And I'm writing this because my group chat the last couple of months has been puntuated with tornado warnings and gale-force winds across the American south-west, my friends talking about gathering in hallways (in both cases, the people not having basements), about the difficulty of doing so with one's cats, about going out and surveying the damage afterward.
COVID both gave me hope and didn't: in what felt like a miracle, we got a vaccine that was effective in reducing the severity of infections in what, less than a year? And then we had competing options? But then people decided they were collectively done with all of it, and stopped masking, and stopped caring, and so an epidemic that could've been made shorter and less severe became devastating in the face of a particular segment of the population wielding the levers of powers to benefit themselves, and the economy, rather than, you know, everyone.
Five Takeaways: How a ‘Greenlash’ Could Transform Europe’s Vote
I have hope based on articles like the ones I linked at the top of this post. But I despair, because every time a right-wing government is elected, the first thing they do is claw back whatever miniscule gains have been made. Here in Canada, there has very little progress made under Trudeau and the Liberals, but there have at least been promises, at least an understanding that what we're doing now isn't sustainable for hundreds of years down the line.
And I'm upset because I know under Poilievre - and unless he fucks up the next year or so magnificently, he'll be the next prime minister - it's only going to get worse. The Right has been characterized by many things, but one of them is clearly an obsessive belief in fossil fuels as the only legitimate form of energy.
I keep wondering at what point reality will kick in for them, and during elections, do my part to vote the most-progressive-option. Canada is a first-past-the-post system, and the progressive vote in certain ridings tilts in different ways, mostly based on where you live. In the past, further west, that's meant I've voted NDP. Now, that means I vote Liberal. And every time I do so I feel the futility of it, because Alberta and Saskatchewan go almost completely Conservative, and once Ontario and Quebec (and to a lesser extent, the Maritimes) are figured out, the rest of the western vote doesn't mean shit. It's deeply disheartening. If Trudeau had kept his promise about proportional representation, things might be better. But he didn't, and so here we are, again and again and again.

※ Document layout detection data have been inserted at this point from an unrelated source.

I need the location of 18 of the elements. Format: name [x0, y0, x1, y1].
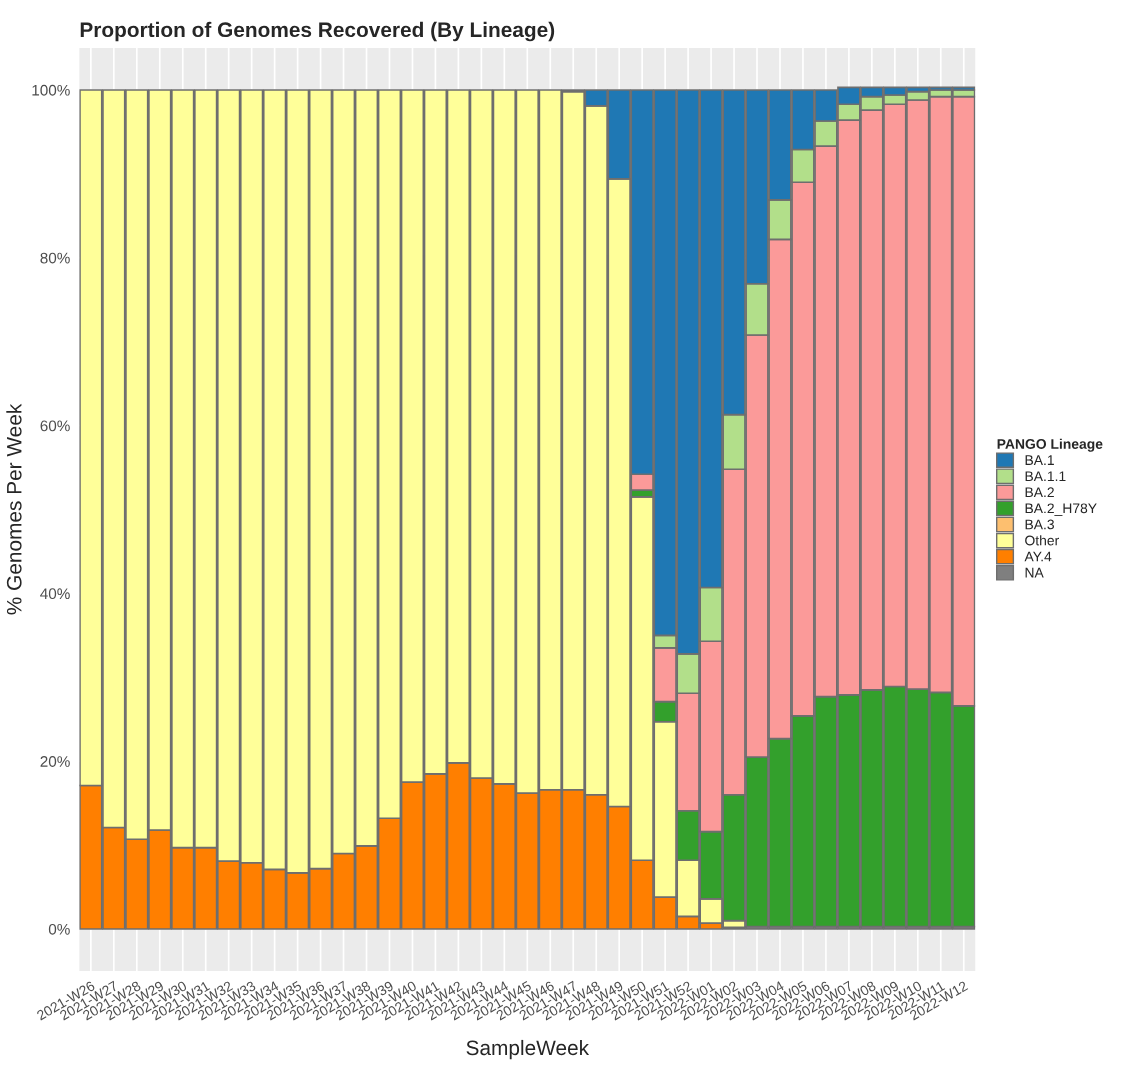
legend-label: BA.1.1 [1025, 471, 1066, 481]
y-tick-label: 20% [40, 756, 70, 767]
legend-label: NA [1025, 567, 1044, 578]
y-tick-label: 0% [48, 923, 70, 935]
x-axis-title: SampleWeek [466, 1039, 590, 1060]
y-tick-label: 80% [40, 252, 70, 264]
legend-label: BA.1 [1025, 455, 1054, 465]
y-tick-label: 100% [32, 84, 70, 96]
legend-title: PANGO Lineage [997, 438, 1103, 452]
y-axis-title: % Genomes Per Week [6, 403, 22, 615]
chart-title: Proportion of Genomes Recovered (By Lineage) [80, 21, 555, 42]
legend-label: AY.4 [1024, 551, 1052, 562]
legend-label: BA.2_H78Y [1025, 503, 1097, 516]
y-tick-label: 60% [40, 420, 70, 432]
legend-label: Other [1025, 535, 1059, 546]
y-tick-label: 40% [40, 588, 70, 600]
legend-label: BA.2 [1025, 487, 1054, 498]
legend-label: BA.3 [1025, 519, 1054, 530]
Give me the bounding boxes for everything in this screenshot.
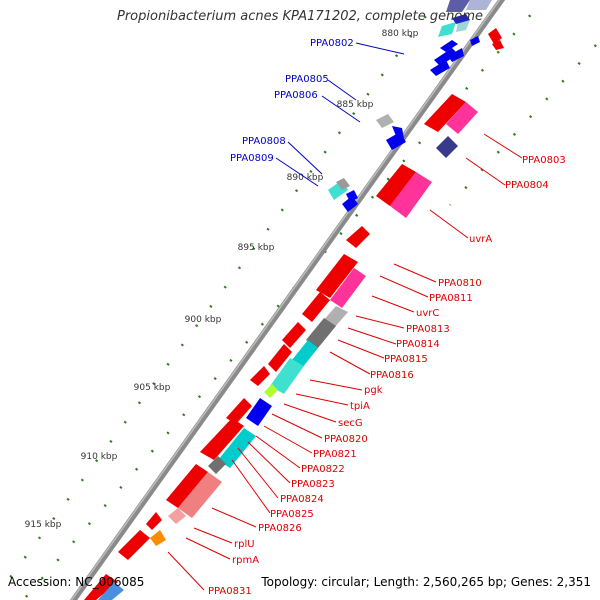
gene-feature xyxy=(178,472,222,518)
gene-label-ppa0804: PPA0804 xyxy=(505,180,549,191)
gene-label-ppa0815: PPA0815 xyxy=(384,354,428,365)
gene-arrow xyxy=(316,254,358,298)
gene-arrow xyxy=(424,94,466,132)
scale-label: 910 kbp xyxy=(81,452,118,462)
scale-label: 900 kbp xyxy=(185,315,222,325)
gene-label-secg: secG xyxy=(338,418,363,429)
gene-label-ppa0808: PPA0808 xyxy=(242,136,286,147)
gene-arrow xyxy=(430,60,450,76)
gene-label-ppa0810: PPA0810 xyxy=(438,278,482,289)
gene-feature xyxy=(98,582,124,600)
gene-label-ppa0813: PPA0813 xyxy=(406,324,450,335)
gene-arrow xyxy=(448,48,464,62)
gene-feature xyxy=(436,136,458,158)
gene-label-uvrc: uvrC xyxy=(416,308,439,319)
gene-label-ppa0802: PPA0802 xyxy=(310,38,354,49)
scale-label: 915 kbp xyxy=(25,520,62,530)
gene-arrow xyxy=(226,398,252,424)
gene-arrow xyxy=(376,164,416,206)
gene-feature xyxy=(208,456,226,474)
scale-label: 905 kbp xyxy=(134,383,171,393)
gene-label-ppa0805: PPA0805 xyxy=(285,74,329,85)
genome-backbone xyxy=(69,0,506,600)
gene-feature xyxy=(336,178,350,190)
gene-feature xyxy=(306,318,336,348)
gene-label-ppa0809: PPA0809 xyxy=(230,153,274,164)
gene-arrow xyxy=(488,28,502,44)
gene-feature xyxy=(376,114,394,128)
gene-label-rplu: rplU xyxy=(234,539,255,550)
gene-arrow xyxy=(440,40,458,52)
backbone-highlight xyxy=(70,0,501,600)
gene-label-ppa0806: PPA0806 xyxy=(274,90,318,101)
gene-arrow xyxy=(302,292,330,322)
gene-arrow xyxy=(492,40,504,50)
gene-feature xyxy=(246,398,272,426)
gene-label-ppa0811: PPA0811 xyxy=(429,293,473,304)
gene-feature xyxy=(466,0,492,10)
scale-label: 895 kbp xyxy=(238,243,275,253)
gene-feature xyxy=(218,428,256,468)
gene-arrow xyxy=(346,190,358,202)
accession-text: Accession: NC_006085 xyxy=(8,575,145,589)
gene-label-ppa0825: PPA0825 xyxy=(270,509,314,520)
scale-label: 880 kbp xyxy=(382,29,419,39)
gene-label-ppa0826: PPA0826 xyxy=(258,523,302,534)
gene-label-ppa0820: PPA0820 xyxy=(324,434,368,445)
gene-feature xyxy=(150,530,166,546)
map-title: Propionibacterium acnes KPA171202, compl… xyxy=(117,9,483,24)
gene-label-ppa0823: PPA0823 xyxy=(291,479,335,490)
gene-label-tpia: tpiA xyxy=(350,401,370,412)
gene-feature xyxy=(168,508,186,524)
gene-arrow xyxy=(434,48,458,66)
scale-label: 885 kbp xyxy=(337,100,374,110)
gene-arrow xyxy=(452,14,470,24)
gene-label-uvra: uvrA xyxy=(469,234,492,245)
gene-arrow xyxy=(84,574,118,600)
gene-label-pgk: pgk xyxy=(364,385,383,396)
gene-arrow xyxy=(118,530,150,560)
gene-arrow xyxy=(282,322,306,348)
gene-feature xyxy=(270,358,304,394)
gene-label-ppa0814: PPA0814 xyxy=(396,339,440,350)
gene-feature xyxy=(264,384,278,398)
gene-feature xyxy=(438,22,456,37)
topology-text: Topology: circular; Length: 2,560,265 bp… xyxy=(261,575,591,589)
gene-label-ppa0831: PPA0831 xyxy=(208,586,252,597)
gene-label-ppa0816: PPA0816 xyxy=(370,370,414,381)
gene-feature xyxy=(292,340,318,368)
gene-arrow xyxy=(200,418,244,460)
gene-arrow xyxy=(146,512,162,530)
gene-label-rpma: rpmA xyxy=(232,555,259,566)
gene-arrow xyxy=(330,268,366,308)
gene-label-ppa0821: PPA0821 xyxy=(313,449,357,460)
gene-arrow xyxy=(390,172,432,218)
gene-arrow xyxy=(346,226,370,248)
gene-arrow xyxy=(250,366,270,386)
gene-arrow xyxy=(392,126,404,138)
outer-dotted-track xyxy=(0,0,440,594)
gene-label-ppa0824: PPA0824 xyxy=(280,494,324,505)
gene-arrow xyxy=(470,36,480,46)
gene-label-ppa0822: PPA0822 xyxy=(301,464,345,475)
gene-label-ppa0803: PPA0803 xyxy=(522,155,566,166)
gene-feature xyxy=(446,0,470,12)
gene-arrow xyxy=(268,344,292,372)
gene-arrow xyxy=(446,102,478,134)
gene-arrow xyxy=(166,464,208,508)
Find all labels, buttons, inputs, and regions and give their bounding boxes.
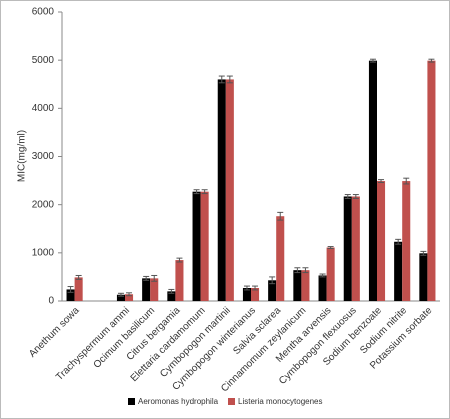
error-bar <box>344 194 351 199</box>
error-bar <box>67 286 74 293</box>
error-bar <box>403 177 410 185</box>
bar <box>116 294 125 301</box>
y-tick-label: 3000 <box>32 151 55 162</box>
error-bar <box>168 288 175 294</box>
error-bar <box>302 267 309 274</box>
bar <box>326 247 335 301</box>
error-bar <box>143 275 150 281</box>
bar <box>276 216 285 301</box>
error-bar <box>294 267 301 274</box>
error-bar <box>428 58 435 63</box>
y-axis-title: MIC(mg/ml) <box>17 130 28 182</box>
error-bar <box>252 285 259 291</box>
bar <box>402 181 411 301</box>
error-bar <box>327 246 334 249</box>
y-tick-label: 6000 <box>32 7 55 18</box>
bar <box>225 79 234 301</box>
error-bar <box>369 58 376 63</box>
bar <box>74 277 83 301</box>
y-tick-label: 2000 <box>32 199 55 210</box>
bar <box>343 196 352 301</box>
error-bar <box>319 273 326 278</box>
y-tick-label: 0 <box>48 296 54 307</box>
error-bar <box>126 292 133 297</box>
y-tick-label: 5000 <box>32 55 55 66</box>
error-bar <box>420 250 427 256</box>
bar <box>242 287 251 301</box>
bar <box>351 196 360 301</box>
error-bar <box>395 238 402 245</box>
error-bar <box>117 292 124 297</box>
y-tick-label: 1000 <box>32 247 55 258</box>
bar <box>251 287 260 301</box>
legend-label: Listeria monocytogenes <box>238 397 323 406</box>
error-bar <box>243 285 250 291</box>
error-bar <box>151 274 158 282</box>
legend-label: Aeromonas hydrophila <box>138 397 219 406</box>
bar <box>167 291 176 301</box>
bar <box>217 79 226 301</box>
bar <box>175 260 184 301</box>
bar <box>318 275 327 301</box>
error-bar <box>218 75 225 84</box>
error-bar <box>75 274 82 280</box>
bar <box>419 253 428 301</box>
bar <box>150 278 159 301</box>
bar <box>268 280 277 301</box>
bar <box>192 191 201 301</box>
bar <box>125 294 134 301</box>
error-bar <box>277 211 284 221</box>
bar <box>293 270 302 301</box>
error-bar <box>176 257 183 263</box>
bar <box>377 181 386 301</box>
error-bar <box>269 276 276 285</box>
error-bar <box>352 194 359 199</box>
error-bar <box>201 189 208 195</box>
error-bar <box>226 75 233 84</box>
error-bar <box>378 179 385 184</box>
legend-swatch <box>228 398 235 405</box>
bar <box>368 60 377 302</box>
bar <box>301 270 310 301</box>
y-tick-label: 4000 <box>32 103 55 114</box>
bar <box>142 278 151 301</box>
legend-swatch <box>128 398 135 405</box>
bar <box>66 289 75 301</box>
error-bar <box>193 189 200 195</box>
bar <box>394 241 403 301</box>
bar <box>200 191 209 301</box>
bar <box>427 60 436 302</box>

Like the States, which faces its own problem (the Democrats have to keep winning, but the Republicans only have to win once to install all the power structures they need), Canada, and the rest of the world, is facing a crisis: all the wilful delusion in the world doesn't matter when nature sets the rules of the game. Progressives have to keep winning to make the most marginal improvements towards a better planet, and then right-wing governments get elected, and those gains are undone. Maybe this is a short-lived thing. Maybe at some point, the Right starts taking its place in the world seriously, and realizes that if a parasite kills the host, the parasite necessarily dies.
But I doubt it. And so every year I see the weather get worse - hotter, heavier rains, simultaneously wetter and drier - and I despair. Because at some point there'll be a feeling of collective helplessness across the world. And history has shown that these feelings escalate quickly, into violence and revolution. Democracy is seen as permanent. Revolution is seen as an other-countries problem. But that's the thing with change: no matter how hard power tries, it can never be suppressed forever. And I suspect that one day, the people killing the planet to get theirs will indeed get theirs, in a very different way.